By Trang Nguyen – Associate | Attorney at Law
In November 2019, the National Assembly passed the new Law on Securities No. 54/2019/QH14 (“New Law”), effective from 01 January 2021. The New Law will completely replace the current Law on Securities No. 70/2006/QH11 as amended by the Law No. 62/2010/QH12 (“Current Law”). The New Law is said to be a radical improvement to regulations on securities market in Vietnam, and is expected to overcome those shortcomings observed for the past 10 years.
One of the remarkable points of the New Law is the imposition of stricter qualifications to become a public company. In particular, in order to become a public company, the required minimum paid-up charter capital of a company will be VND30 billion, in which at least 10% voting shares must be held by at least 100 shareholders other than major shareholders. The Current Law requires the minimum paid-up charter capital of a public company to be VND10billion and held by 100 shareholders only. The current public company which fails to reach such conditions after the effective date of the New Law shall be reverted to be non-public. Alternatively, a non-public company may also become a public company after its successful initial public offering (“IPO”).
With respect to public offering, the New Law set out separately conditions for IPO and follow-on public offer, rather than the same conditions for both under the Current Law. For IPO, the conditions on charter capital, profit and accumulated loss before IPO and minimum voting shares to be offered in an IPO are more stringent than those provided in the Current Law. In particular,
- The company must have paid-up charter capital of at least VND30billion (VND10billion is required under Current Law);
- There must be profit in two preceding years (one year is required under Current Law), and no accumulated losses till the year of IPO.
- At least 15% of the company’s voting shares must be sold (or at least 10% with the company having charter capital of VND 1,000 billion or more) to at least 100 investors other than major shareholders; and
- Major shareholders must commit to hold at least 20% of the company’s charter capital within at least one year from the completion date of the IPO.
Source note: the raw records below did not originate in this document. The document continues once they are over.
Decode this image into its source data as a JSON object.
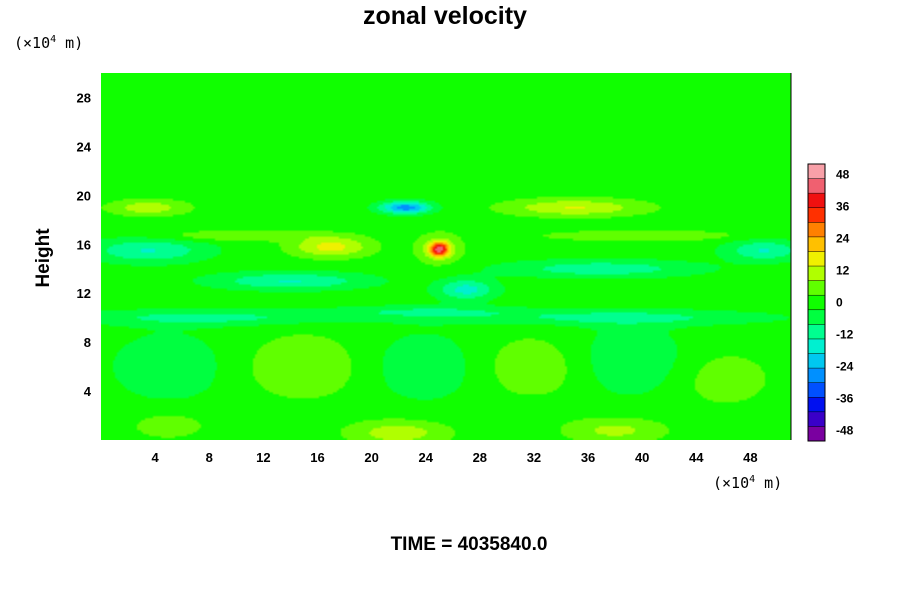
{
  "chart_data": {
    "type": "heatmap",
    "title": "zonal velocity",
    "ylabel": "Height",
    "xlabel": "",
    "x_unit_prefix": "(×10",
    "x_unit_exp": "4",
    "x_unit_suffix": " m)",
    "y_unit_prefix": "(×10",
    "y_unit_exp": "4",
    "y_unit_suffix": " m)",
    "xlim": [
      0,
      51
    ],
    "ylim": [
      0,
      30
    ],
    "xticks": [
      "4",
      "8",
      "12",
      "16",
      "20",
      "24",
      "28",
      "32",
      "36",
      "40",
      "44",
      "48"
    ],
    "yticks": [
      "4",
      "8",
      "12",
      "16",
      "20",
      "24",
      "28"
    ],
    "colorbar": {
      "ticks": [
        "48",
        "36",
        "24",
        "12",
        "0",
        "-12",
        "-24",
        "-36",
        "-48"
      ],
      "range": [
        -52,
        52
      ],
      "colors": [
        "#7a00a0",
        "#3a00c8",
        "#0010f0",
        "#0050ff",
        "#0090ff",
        "#00c8f0",
        "#00f0d0",
        "#00ff90",
        "#00ff40",
        "#10ff00",
        "#60ff00",
        "#b0ff00",
        "#f0f000",
        "#ffc000",
        "#ff8000",
        "#ff3000",
        "#f01010",
        "#f06070",
        "#f8a0a8"
      ]
    },
    "background_value": 0,
    "features": [
      {
        "x": 25,
        "y": 15.6,
        "sx": 0.5,
        "sy": 0.4,
        "value": 36
      },
      {
        "x": 25,
        "y": 15.6,
        "sx": 1.2,
        "sy": 0.9,
        "value": 10
      },
      {
        "x": 22.5,
        "y": 19,
        "sx": 1.3,
        "sy": 0.35,
        "value": -28
      },
      {
        "x": 17,
        "y": 15.8,
        "sx": 2.0,
        "sy": 0.6,
        "value": 16
      },
      {
        "x": 35,
        "y": 19,
        "sx": 3.5,
        "sy": 0.5,
        "value": 14
      },
      {
        "x": 3.5,
        "y": 19,
        "sx": 2.0,
        "sy": 0.45,
        "value": 12
      },
      {
        "x": 3.5,
        "y": 15.5,
        "sx": 3.0,
        "sy": 0.7,
        "value": -14
      },
      {
        "x": 14,
        "y": 13,
        "sx": 4.0,
        "sy": 0.5,
        "value": -14
      },
      {
        "x": 37,
        "y": 14,
        "sx": 5.0,
        "sy": 0.5,
        "value": -12
      },
      {
        "x": 49,
        "y": 15.5,
        "sx": 2.0,
        "sy": 0.6,
        "value": -14
      },
      {
        "x": 27,
        "y": 12.3,
        "sx": 1.5,
        "sy": 0.6,
        "value": -16
      },
      {
        "x": 8,
        "y": 10,
        "sx": 7.0,
        "sy": 0.45,
        "value": -10
      },
      {
        "x": 38,
        "y": 10,
        "sx": 8.0,
        "sy": 0.45,
        "value": -10
      },
      {
        "x": 24,
        "y": 10.5,
        "sx": 5.0,
        "sy": 0.35,
        "value": -8
      },
      {
        "x": 10,
        "y": 16.7,
        "sx": 4.0,
        "sy": 0.3,
        "value": 8
      },
      {
        "x": 40,
        "y": 16.7,
        "sx": 5.0,
        "sy": 0.3,
        "value": 8
      },
      {
        "x": 15,
        "y": 6,
        "sx": 3.0,
        "sy": 1.8,
        "value": 8
      },
      {
        "x": 32,
        "y": 6,
        "sx": 3.0,
        "sy": 1.8,
        "value": 7
      },
      {
        "x": 46,
        "y": 5,
        "sx": 2.5,
        "sy": 1.6,
        "value": 6
      },
      {
        "x": 5,
        "y": 6,
        "sx": 3.0,
        "sy": 2.0,
        "value": -7
      },
      {
        "x": 24,
        "y": 6,
        "sx": 3.0,
        "sy": 2.0,
        "value": -7
      },
      {
        "x": 39,
        "y": 6.5,
        "sx": 3.0,
        "sy": 2.0,
        "value": -8
      },
      {
        "x": 22,
        "y": 0.6,
        "sx": 2.5,
        "sy": 0.7,
        "value": 12
      },
      {
        "x": 38,
        "y": 0.8,
        "sx": 2.5,
        "sy": 0.7,
        "value": 10
      },
      {
        "x": 5,
        "y": 1.2,
        "sx": 2.0,
        "sy": 0.8,
        "value": 6
      }
    ]
  },
  "time_label": "TIME = 4035840.0"
}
The subscription price shall be deposited on an escrow account during IPO process and be released only upon the completion of IPO. Furthermore, the company’s shares are also demanded to be listed on the Stock Exchange after the IPO. For follow-on public offer, it is required below conditions:
- The company must have paid-up charter capital of at least VND30billion;
- There must be profit in preceding year, and no accumulated losses till the year of follow-on public offer;
- The total par value of offered shares shall not exceed the total par value of outstanding shares, excepting the case that the unsold shares are guaranteed to be subscribed by an underwriter.
If a public offering is to raise capital for project, at least 70% of the total offered shares must be issued. The company must prepare a plan to make up the short fall of the capital intended to be raised from such public offering for the project’s implementation.
Regarding private placement, only strategic investors and professional securities investors are allowed to participate in private placement of a public company under the New Law. The lock-up period will be three years for strategic investors, or one year in case of professional securities investors, except for transfers among professional investors or so ruled by the court/arbitration or in case of inheritance. As compared with the Current Law, the scope of professional investors under the New Law covers further, among others, the company with charter capital over VNDN100 billion, the listed company, individual having securities practice certificate, individual having portfolio of listed shares valued at VND2billion, or individual having yearly taxable income of VND1billion or more.
The New Law also introduce certain new regulations on listing and registration for trading, securities depository, registration of securities, securities settlement and clearance, information disclosure, protection of client’s assets, securities investment funds, and sanctions.